Welcome mat for the front door: $8. Plant for the office counter: $12. A box of personalized pens, complete with your facility name, to distribute to prospective tenants: $300. Framing your first dollar earned: Priceless.
We've all seen the popular MasterCard campaign that capitalizes on the value of life's precious moments. I've even received a few interesting e-mail renditions highlighting some not-so-precious moments I certainly wouldn't publicize. But the campaign makes a poignant observation on the dichotomy between items whose value is tangible and concepts or experiences whose import cannot be rightfully measured.
So it is with the self-storage product. We can itemize costs of development, construction and operations, but can we logistically place a price tag on the commodity itself? More than just a safe place to store property, self-storage represents a solution to a dilemma. For this reason, operators can justify their rents, which include not only space to keep one's belongings, but security, climate control, convenience--in short, peace of mind.

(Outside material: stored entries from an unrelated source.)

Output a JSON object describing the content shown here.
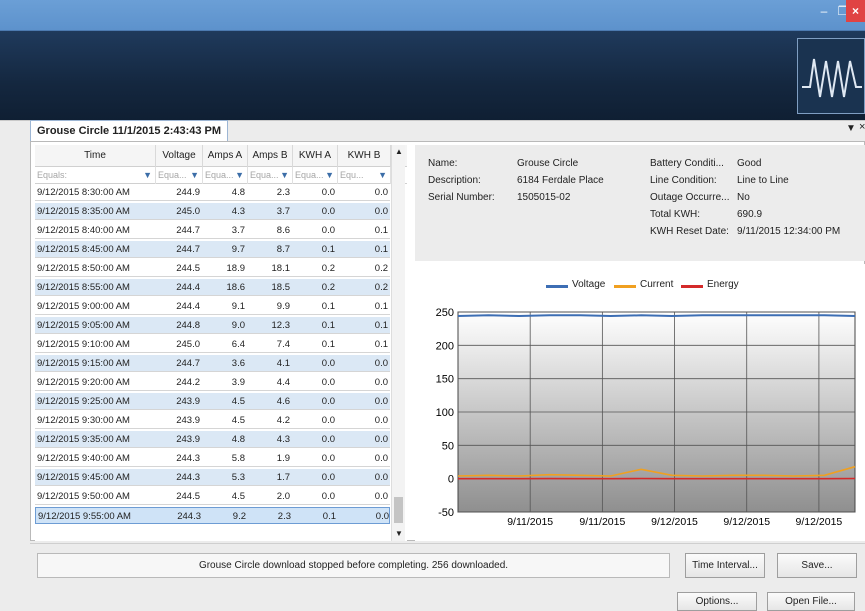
{
  "window": {
    "min": "–",
    "max": "❐",
    "close": "×"
  },
  "tab": {
    "title": "Grouse Circle 11/1/2015 2:43:43 PM"
  },
  "grid": {
    "columns": [
      "Time",
      "Voltage",
      "Amps A",
      "Amps B",
      "KWH A",
      "KWH B"
    ],
    "filters": [
      "Equals:",
      "Equa...",
      "Equa...",
      "Equa...",
      "Equa...",
      "Equ..."
    ],
    "rows": [
      [
        "9/12/2015 8:30:00 AM",
        "244.9",
        "4.8",
        "2.3",
        "0.0",
        "0.0"
      ],
      [
        "9/12/2015 8:35:00 AM",
        "245.0",
        "4.3",
        "3.7",
        "0.0",
        "0.0"
      ],
      [
        "9/12/2015 8:40:00 AM",
        "244.7",
        "3.7",
        "8.6",
        "0.0",
        "0.1"
      ],
      [
        "9/12/2015 8:45:00 AM",
        "244.7",
        "9.7",
        "8.7",
        "0.1",
        "0.1"
      ],
      [
        "9/12/2015 8:50:00 AM",
        "244.5",
        "18.9",
        "18.1",
        "0.2",
        "0.2"
      ],
      [
        "9/12/2015 8:55:00 AM",
        "244.4",
        "18.6",
        "18.5",
        "0.2",
        "0.2"
      ],
      [
        "9/12/2015 9:00:00 AM",
        "244.4",
        "9.1",
        "9.9",
        "0.1",
        "0.1"
      ],
      [
        "9/12/2015 9:05:00 AM",
        "244.8",
        "9.0",
        "12.3",
        "0.1",
        "0.1"
      ],
      [
        "9/12/2015 9:10:00 AM",
        "245.0",
        "6.4",
        "7.4",
        "0.1",
        "0.1"
      ],
      [
        "9/12/2015 9:15:00 AM",
        "244.7",
        "3.6",
        "4.1",
        "0.0",
        "0.0"
      ],
      [
        "9/12/2015 9:20:00 AM",
        "244.2",
        "3.9",
        "4.4",
        "0.0",
        "0.0"
      ],
      [
        "9/12/2015 9:25:00 AM",
        "243.9",
        "4.5",
        "4.6",
        "0.0",
        "0.0"
      ],
      [
        "9/12/2015 9:30:00 AM",
        "243.9",
        "4.5",
        "4.2",
        "0.0",
        "0.0"
      ],
      [
        "9/12/2015 9:35:00 AM",
        "243.9",
        "4.8",
        "4.3",
        "0.0",
        "0.0"
      ],
      [
        "9/12/2015 9:40:00 AM",
        "244.3",
        "5.8",
        "1.9",
        "0.0",
        "0.0"
      ],
      [
        "9/12/2015 9:45:00 AM",
        "244.3",
        "5.3",
        "1.7",
        "0.0",
        "0.0"
      ],
      [
        "9/12/2015 9:50:00 AM",
        "244.5",
        "4.5",
        "2.0",
        "0.0",
        "0.0"
      ],
      [
        "9/12/2015 9:55:00 AM",
        "244.3",
        "9.2",
        "2.3",
        "0.1",
        "0.0"
      ]
    ]
  },
  "details": {
    "name_label": "Name:",
    "name": "Grouse Circle",
    "description_label": "Description:",
    "description": "6184 Ferdale Place",
    "serial_label": "Serial Number:",
    "serial": "1505015-02",
    "battery_label": "Battery Conditi...",
    "battery": "Good",
    "line_label": "Line Condition:",
    "line": "Line to Line",
    "outage_label": "Outage Occurre...",
    "outage": "No",
    "total_label": "Total KWH:",
    "total": "690.9",
    "reset_label": "KWH Reset Date:",
    "reset": "9/11/2015 12:34:00 PM"
  },
  "chart_data": {
    "type": "line",
    "series": [
      {
        "name": "Voltage",
        "color": "#3d6eb4",
        "values": [
          244,
          245,
          244,
          245,
          245,
          244,
          245,
          244,
          245,
          245,
          245,
          245,
          245,
          244
        ]
      },
      {
        "name": "Current",
        "color": "#f0a020",
        "values": [
          4,
          5,
          4,
          6,
          5,
          4,
          14,
          5,
          4,
          5,
          5,
          4,
          5,
          18
        ]
      },
      {
        "name": "Energy",
        "color": "#d42a2a",
        "values": [
          0,
          0,
          0,
          0.1,
          0,
          0,
          0.2,
          0,
          0,
          0,
          0,
          0,
          0,
          0.2
        ]
      }
    ],
    "xticks": [
      "9/11/2015",
      "9/11/2015",
      "9/12/2015",
      "9/12/2015",
      "9/12/2015"
    ],
    "yticks": [
      "250",
      "200",
      "150",
      "100",
      "50",
      "0",
      "-50"
    ],
    "ylim": [
      -50,
      250
    ],
    "grid": true,
    "legend": "top"
  },
  "status": {
    "message": "Grouse Circle download stopped before completing. 256 downloaded."
  },
  "buttons": {
    "time_interval": "Time Interval...",
    "save": "Save...",
    "options": "Options...",
    "open_file": "Open File..."
  }
}
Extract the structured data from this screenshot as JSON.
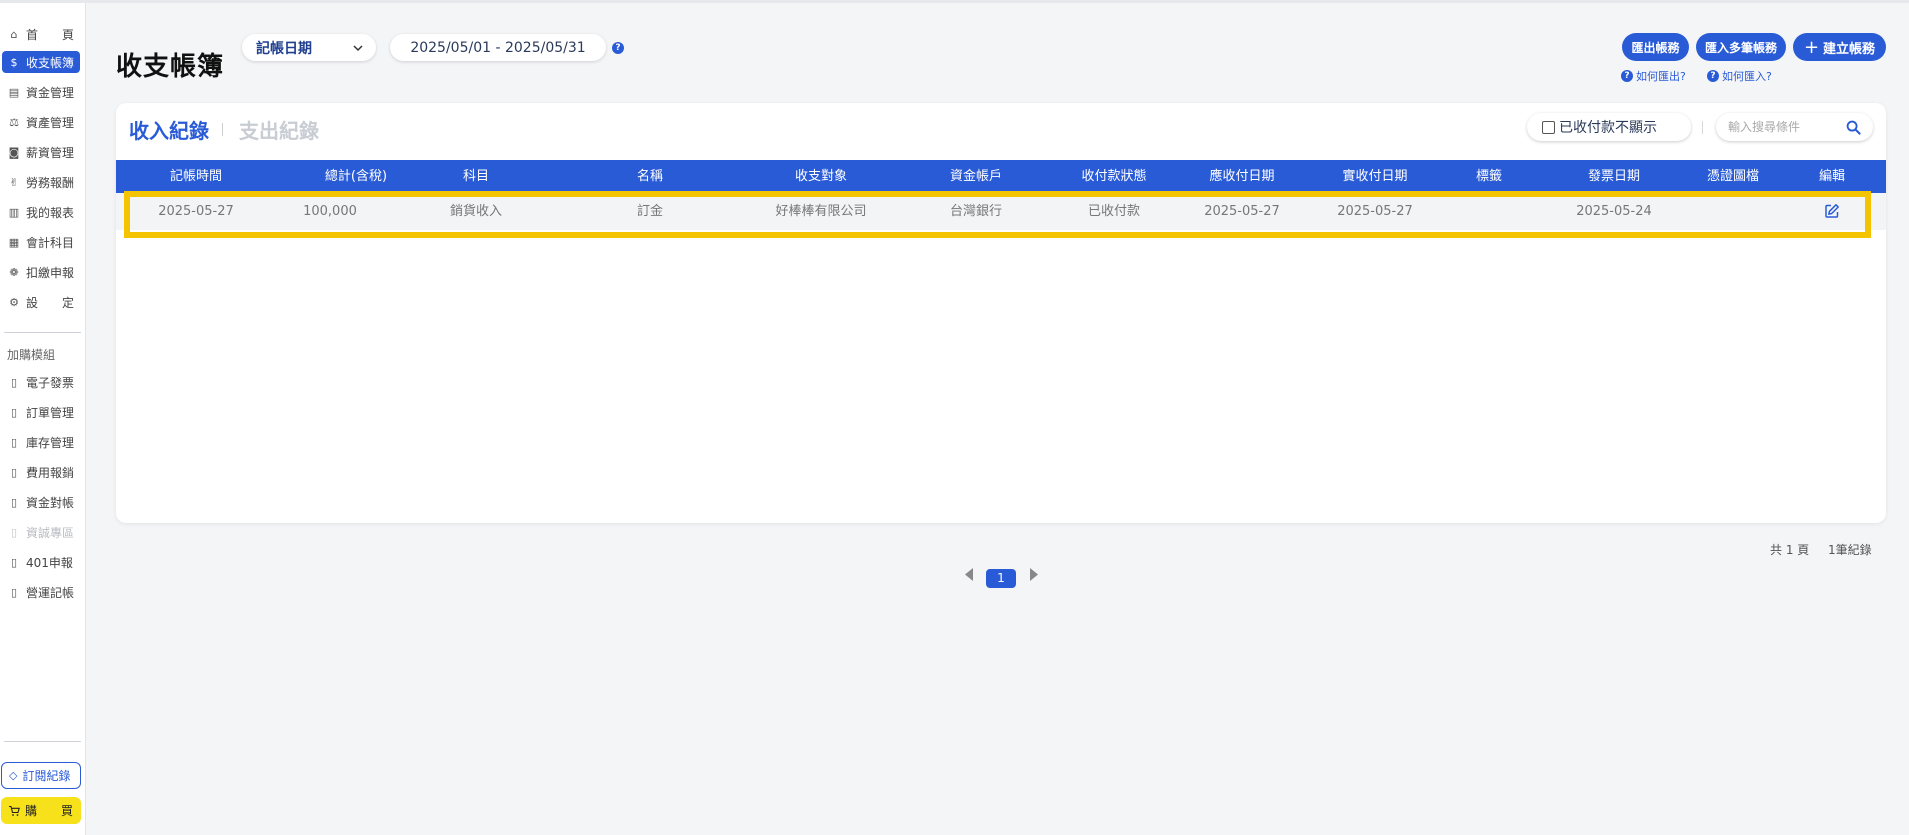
{
  "sidebar": {
    "items": [
      {
        "label": "首　　頁",
        "icon": "home-icon",
        "glyph": "⌂"
      },
      {
        "label": "收支帳簿",
        "icon": "dollar-circle-icon",
        "glyph": "$"
      },
      {
        "label": "資金管理",
        "icon": "cash-icon",
        "glyph": "▤"
      },
      {
        "label": "資產管理",
        "icon": "scale-icon",
        "glyph": "⚖"
      },
      {
        "label": "薪資管理",
        "icon": "salary-icon",
        "glyph": "◙"
      },
      {
        "label": "勞務報酬",
        "icon": "handshake-icon",
        "glyph": "✌"
      },
      {
        "label": "我的報表",
        "icon": "bar-chart-icon",
        "glyph": "▥"
      },
      {
        "label": "會計科目",
        "icon": "ledger-icon",
        "glyph": "▦"
      },
      {
        "label": "扣繳申報",
        "icon": "declare-icon",
        "glyph": "❁"
      },
      {
        "label": "設　　定",
        "icon": "sliders-icon",
        "glyph": "⚙"
      }
    ],
    "addon_label": "加購模組",
    "addons": [
      {
        "label": "電子發票",
        "icon": "module-icon",
        "glyph": "▯"
      },
      {
        "label": "訂單管理",
        "icon": "module-icon",
        "glyph": "▯"
      },
      {
        "label": "庫存管理",
        "icon": "module-icon",
        "glyph": "▯"
      },
      {
        "label": "費用報銷",
        "icon": "module-icon",
        "glyph": "▯"
      },
      {
        "label": "資金對帳",
        "icon": "module-icon",
        "glyph": "▯"
      },
      {
        "label": "資誠專區",
        "icon": "module-icon",
        "glyph": "▯"
      },
      {
        "label": "401申報",
        "icon": "module-icon",
        "glyph": "▯"
      },
      {
        "label": "營運記帳",
        "icon": "module-icon",
        "glyph": "▯"
      }
    ],
    "subscription_label": "訂閱紀錄",
    "buy_label": "購　　買"
  },
  "header": {
    "title": "收支帳簿",
    "date_type": "記帳日期",
    "date_range": "2025/05/01 - 2025/05/31",
    "export_label": "匯出帳務",
    "import_label": "匯入多筆帳務",
    "create_label": "建立帳務",
    "how_export": "如何匯出?",
    "how_import": "如何匯入?"
  },
  "tabs": {
    "income": "收入紀錄",
    "expense": "支出紀錄"
  },
  "filter": {
    "hide_paid_label": "已收付款不顯示",
    "search_placeholder": "輸入搜尋條件"
  },
  "table": {
    "columns": [
      "記帳時間",
      "總計(含稅)",
      "科目",
      "名稱",
      "收支對象",
      "資金帳戶",
      "收付款狀態",
      "應收付日期",
      "實收付日期",
      "標籤",
      "發票日期",
      "憑證圖檔",
      "編輯"
    ],
    "rows": [
      {
        "cells": [
          "2025-05-27",
          "100,000",
          "銷貨收入",
          "訂金",
          "好棒棒有限公司",
          "台灣銀行",
          "已收付款",
          "2025-05-27",
          "2025-05-27",
          "",
          "2025-05-24",
          ""
        ]
      }
    ]
  },
  "pagination": {
    "total_pages": "共 1 頁",
    "total_records": "1筆紀錄",
    "current_page": "1"
  },
  "colors": {
    "primary": "#2a5bd7",
    "highlight": "#f5c400",
    "buy_button": "#f7e11a"
  }
}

But how is value determined when you contemplate the sale of your business? After all, you're relinquishing more than a lot full of metal buildings and a set of keys. Ultimately, you're peddling your years of hard work, a steady income and your customers' trust. For some of you, the decision of if and when to sell represents a crisis of sorts, especially if you started the operation from the ground up, have many long-time customers or lived on site. But eventually, the right offer may present itself, or you'll hear the sirens of retirement calling you. To assist with this dilemma, real-estate expert Burt Gay explains how to best value, price and sell your facility on page 18, while Mel Holsinger helps you determine when is the best time to sell (page 28). Whether you ever contemplate selling your "baby," it's always wise to be aware of its value in the current market.
This month we've also included part two of Michael Parham and Victor Lopez's discussion on "Space-Age Designs," found on page 34, as well as a checklist approach to staying on top of daily facility maintenance, presented by Maurice Pogoda. A final note: You'll read in this issue about a recently passed law that could have a direct impact on you as a facility owner. The Electronic Signatures in Global and National Commerce Act was designed to validate electronic contracts entered into over the Internet. What this ultimately means for our industry is that potential tenants, when renting self-storage over the Internet, can be asked to click a button or check a box indicating their acceptance of the terms of your rental contract, creating a legally binding agreement. This will open the doors of e-commerce to several industries. I suggest seeking legal counsel to determine how this change in policy might personally benefit your self-storage operation.